Catherine. Comédienne. Femme libre. Indépendante. Un brin narcissique. Ou auto centrée plutôt. Attachante. Volontaire. Forte et drôle. Belle et toutafé farfelue. Malade… Un jour, le diagnostique est tombé. Sévère le diagnostique. Et sans appel. Alzheimer.

Peu à peu, Catherine perd les mots. Des instants. Des souvenirs. Des noms. Des visages. Des proches. La mémoire. Peu à peu, Catherine perd la tête….

« Je perds le fil, le sens de tout cela m’échappe. Je suis prise de vertiges, suspendue au-dessus de l’abîme, sur le point de basculer, à moins que je ne dérive, incapable de remonter le courant. Je veux appeler à l’aide, mais ma langue bute, ma voix s’étouffe, ma volonté plie et se tord. »

Mais tout contre elle, il y a Mina. La fidèle. L’amie. Confidente et assistante. Et tellement plus encore… Elle est la mémoire de Catherine. Son secours. Elle est celle qui tient chaud. Qui tient droit. Envers et contre tout. Qui aime et qui s’inquiète pour Catherine. Son double.

Et ça dit l’amitié et la famille que l’on s’est choisie,  l’angoisse, l’oubli et la solitude, l’existence rétrécie et la maladie, le temps qui passe et qui arrache, les petites joies et les grandes douleurs, les rires, le champagne (tout de même, un peu de pétillant dans ce monde de brutes !) et la littérature… La vie surtout.

C’est un très beau premier roman, plein de délicatesse et de légèreté malgré le sujet grave. Lu 2 fois déjà et drôlement aimé !

 

Extraits 

« Je m’appelle Mina Flamand. Il y a dix-huit ans, j’ai laissé ma vie pour accompagner Catherine. Notre attachement repose principalement sur le respect et sur l’admiration. Nos échanges sont vifs, nos disputes de courte durée et notre partenariat est fondé sur la liberté que nous avons chacune d’y mettre fin à tout moment. Comme elle, je suis …. »

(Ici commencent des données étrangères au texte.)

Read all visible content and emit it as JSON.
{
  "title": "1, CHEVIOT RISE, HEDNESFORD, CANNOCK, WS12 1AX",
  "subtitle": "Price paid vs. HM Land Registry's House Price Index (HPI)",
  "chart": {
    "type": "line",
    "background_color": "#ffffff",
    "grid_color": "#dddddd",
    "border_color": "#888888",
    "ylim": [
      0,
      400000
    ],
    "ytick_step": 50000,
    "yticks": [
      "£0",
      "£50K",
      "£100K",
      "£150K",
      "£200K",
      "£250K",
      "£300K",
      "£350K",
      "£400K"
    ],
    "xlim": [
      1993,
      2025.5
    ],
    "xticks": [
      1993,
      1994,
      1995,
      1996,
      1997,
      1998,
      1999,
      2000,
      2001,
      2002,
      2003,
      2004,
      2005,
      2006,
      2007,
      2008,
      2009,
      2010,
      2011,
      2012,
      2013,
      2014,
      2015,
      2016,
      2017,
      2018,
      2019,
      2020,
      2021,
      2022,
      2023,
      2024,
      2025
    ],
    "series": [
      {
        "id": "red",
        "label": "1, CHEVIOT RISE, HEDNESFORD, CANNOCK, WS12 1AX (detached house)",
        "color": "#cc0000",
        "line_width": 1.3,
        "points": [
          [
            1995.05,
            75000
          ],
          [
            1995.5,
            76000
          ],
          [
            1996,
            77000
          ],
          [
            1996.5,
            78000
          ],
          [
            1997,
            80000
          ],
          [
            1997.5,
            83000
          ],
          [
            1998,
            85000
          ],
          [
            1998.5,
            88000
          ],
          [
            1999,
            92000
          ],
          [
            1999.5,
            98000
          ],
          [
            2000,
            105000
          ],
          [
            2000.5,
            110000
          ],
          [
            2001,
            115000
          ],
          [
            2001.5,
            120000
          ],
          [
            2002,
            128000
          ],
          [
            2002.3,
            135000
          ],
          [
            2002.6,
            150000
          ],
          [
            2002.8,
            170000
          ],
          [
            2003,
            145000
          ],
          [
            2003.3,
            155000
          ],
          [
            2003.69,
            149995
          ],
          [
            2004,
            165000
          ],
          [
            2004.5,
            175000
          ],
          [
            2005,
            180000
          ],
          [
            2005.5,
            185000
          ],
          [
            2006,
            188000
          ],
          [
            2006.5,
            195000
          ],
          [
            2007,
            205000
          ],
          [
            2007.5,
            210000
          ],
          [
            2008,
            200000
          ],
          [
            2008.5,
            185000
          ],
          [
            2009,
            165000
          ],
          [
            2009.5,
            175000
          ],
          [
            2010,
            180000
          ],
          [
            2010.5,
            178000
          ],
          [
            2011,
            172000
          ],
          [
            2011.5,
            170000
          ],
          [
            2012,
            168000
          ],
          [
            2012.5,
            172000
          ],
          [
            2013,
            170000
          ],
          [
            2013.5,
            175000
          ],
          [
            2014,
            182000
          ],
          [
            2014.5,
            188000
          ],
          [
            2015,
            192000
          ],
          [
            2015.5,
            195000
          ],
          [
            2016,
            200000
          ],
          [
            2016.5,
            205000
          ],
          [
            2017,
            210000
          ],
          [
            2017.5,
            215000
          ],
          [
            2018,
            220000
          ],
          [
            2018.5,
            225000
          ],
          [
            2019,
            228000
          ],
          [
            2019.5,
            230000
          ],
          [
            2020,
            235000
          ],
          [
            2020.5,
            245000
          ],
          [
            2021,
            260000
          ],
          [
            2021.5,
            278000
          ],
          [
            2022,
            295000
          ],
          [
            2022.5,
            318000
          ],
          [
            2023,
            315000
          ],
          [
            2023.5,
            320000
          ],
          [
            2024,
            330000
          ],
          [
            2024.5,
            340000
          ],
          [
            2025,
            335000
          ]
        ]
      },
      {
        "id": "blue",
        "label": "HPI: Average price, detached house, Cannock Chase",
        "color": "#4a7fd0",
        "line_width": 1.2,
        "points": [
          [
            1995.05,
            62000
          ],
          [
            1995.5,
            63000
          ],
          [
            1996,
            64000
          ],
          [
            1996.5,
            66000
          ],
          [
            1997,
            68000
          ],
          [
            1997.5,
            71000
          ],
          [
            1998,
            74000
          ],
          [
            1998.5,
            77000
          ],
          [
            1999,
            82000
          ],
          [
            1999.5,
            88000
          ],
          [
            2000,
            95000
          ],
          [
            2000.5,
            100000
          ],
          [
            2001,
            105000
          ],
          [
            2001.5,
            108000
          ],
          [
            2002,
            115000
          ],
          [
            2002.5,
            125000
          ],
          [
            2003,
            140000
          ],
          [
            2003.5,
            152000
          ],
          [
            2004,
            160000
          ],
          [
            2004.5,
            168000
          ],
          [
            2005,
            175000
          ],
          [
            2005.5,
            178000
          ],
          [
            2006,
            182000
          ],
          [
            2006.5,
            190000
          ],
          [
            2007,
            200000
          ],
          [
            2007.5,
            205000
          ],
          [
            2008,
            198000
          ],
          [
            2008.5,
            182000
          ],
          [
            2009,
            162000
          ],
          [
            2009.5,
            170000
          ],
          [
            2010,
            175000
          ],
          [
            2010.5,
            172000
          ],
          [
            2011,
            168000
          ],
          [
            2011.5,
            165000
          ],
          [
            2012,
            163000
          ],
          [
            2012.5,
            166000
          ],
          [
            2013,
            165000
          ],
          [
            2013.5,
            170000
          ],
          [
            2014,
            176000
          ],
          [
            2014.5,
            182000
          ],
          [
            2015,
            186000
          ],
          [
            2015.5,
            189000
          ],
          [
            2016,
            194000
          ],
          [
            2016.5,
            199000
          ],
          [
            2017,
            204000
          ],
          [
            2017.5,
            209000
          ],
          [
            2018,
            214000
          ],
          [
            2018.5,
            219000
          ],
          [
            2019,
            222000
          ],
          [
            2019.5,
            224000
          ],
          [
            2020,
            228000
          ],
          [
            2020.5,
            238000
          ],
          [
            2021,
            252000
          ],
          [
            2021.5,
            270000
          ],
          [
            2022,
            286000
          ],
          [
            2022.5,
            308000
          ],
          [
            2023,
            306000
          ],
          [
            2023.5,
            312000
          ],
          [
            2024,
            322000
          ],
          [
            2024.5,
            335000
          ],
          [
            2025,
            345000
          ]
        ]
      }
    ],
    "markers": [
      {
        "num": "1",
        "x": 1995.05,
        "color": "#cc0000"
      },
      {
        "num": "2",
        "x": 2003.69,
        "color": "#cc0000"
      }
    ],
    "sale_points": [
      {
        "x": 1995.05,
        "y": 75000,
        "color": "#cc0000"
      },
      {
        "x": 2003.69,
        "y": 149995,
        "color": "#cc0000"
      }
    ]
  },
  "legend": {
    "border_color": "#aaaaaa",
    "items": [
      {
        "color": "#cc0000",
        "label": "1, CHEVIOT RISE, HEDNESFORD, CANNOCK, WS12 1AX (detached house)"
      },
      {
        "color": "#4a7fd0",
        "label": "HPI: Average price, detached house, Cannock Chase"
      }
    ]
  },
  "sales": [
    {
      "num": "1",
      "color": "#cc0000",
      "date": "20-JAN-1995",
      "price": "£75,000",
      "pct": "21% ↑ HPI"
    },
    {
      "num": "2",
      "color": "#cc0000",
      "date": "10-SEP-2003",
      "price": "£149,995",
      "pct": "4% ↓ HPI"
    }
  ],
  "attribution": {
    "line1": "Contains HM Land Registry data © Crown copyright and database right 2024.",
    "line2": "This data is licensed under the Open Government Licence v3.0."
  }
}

« Elle semble être si loin de là où nous sommes. Je voudrais l’accompagner, mais je ne sais pas quel chemin emprunter pour la rejoindre. »

« Combien de temps ? Quelques semaines ou quelques années avant qu’elle ne m’oublie. Je retiendrai les heures qu’il faut, pour les partager avec elle. […] Je resterai éveillée, repoussant ma fatigue pour veiller sur ses courtes plages de repos. J’épongerai de mes larmes contenues ses chagrins, je la ramènerai de ses déserts. Je lui inventerai un avenir souriant pour apaiser ses colères et balayer ses cris. […] Et puis quand elle ira mieux, enfin, je pourrais m’étendre et dormir un siècle durant. »

Un très beau 1er roman découvert grâce aux 68 (et pour lire les billets c’est par ici !)

L’avis de Leiloona à lire ici aussi !

 

Pascale Lécosse, Mademoiselle, à la folie !, Éditions de La Martinière. 2017.